Knobs you actually have
| Knob | Free | Pro / Ultimate |
|---|---|---|
| Probe interval | 300 s (5 min) fixed | 60–300 s per check |
| Fail threshold → DOWN | 2 consecutive fails | Same |
| Owner alert repeat while DOWN | Email throttled 15 min; Telegram per transition | Same |
| Number of URL checks | 1 per project | 10 / 25 |
Debounce is intentional — notifications avoid paging on one packet loss.
Tuning workflow
1 — Verify the URL like a probe
curl -sS -o /dev/null -w "%{http_code} time:%{time_total}s final:%{url_effective}\n" -L --max-redirs 5 "https://api.yourproduct.com/health"
Expect 200, time < 2s, stable final: URL.
2 — Separate liveness from heavy /ready
Cold starts (serverless, Edge Functions) may exceed timeout once — use lightweight /health without DB on the cold path — health design.
3 — Antibot and redirects
Homepage 200 with challenge HTML = false green; login redirect = false green for product — full guide: antibot probes. PROBE_LIMITED (yellow) means antibot blocked probe without opening incident.
4 — Split checks on Pro
- Check A: marketing site (optional)
- Check B:
api.yourproduct.com/health(authoritative)
Free must combine signals in one URL or accept tradeoffs.
5 — Deploy windows
Brief 503 during deploy may trigger DOWN — use /health liveness only if you want green during rolling deploys, or pause alerts manually (no snooze button in v1 — plan deploys).

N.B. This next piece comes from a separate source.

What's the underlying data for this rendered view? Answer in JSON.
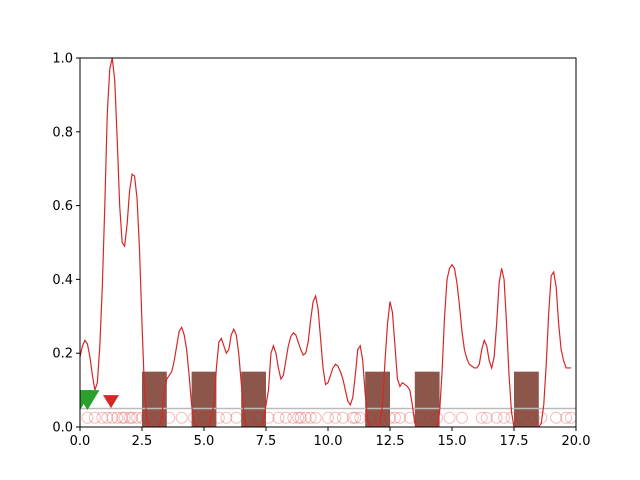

When not to tune the monitor
| Situation | Fix infrastructure, not threshold |
|---|---|
| Real 500s after deploy | Roll back |
| DB pool exhausted | Fix pool or return 503 on /ready — DB pool health |
| Cert expires tomorrow | SSL monitoring |
Related guides
- Uptime probes, redirects, antibot
- Health endpoint design
- Multi-region strategy
- Telegram owner alerts
FAQ
Can I set StillOnline to alert on one failure only?
No. Production uses two consecutive failures before DOWN to reduce noise.
Why did I get DOWN for 30 seconds during deploy?
Two failed probes in a row crossed the threshold. Use lighter /health or deploy when you can accept brief red — interval sets minimum recovery visibility.
Does shortening interval to 60 s on Pro increase false positives?
It can. Faster detection = more sensitivity to blips. Start at 300 s until health URL is stable.
StillOnline shows green but users cannot log in?
Probe likely hits wrong URL — auth flow limits and antibot guide.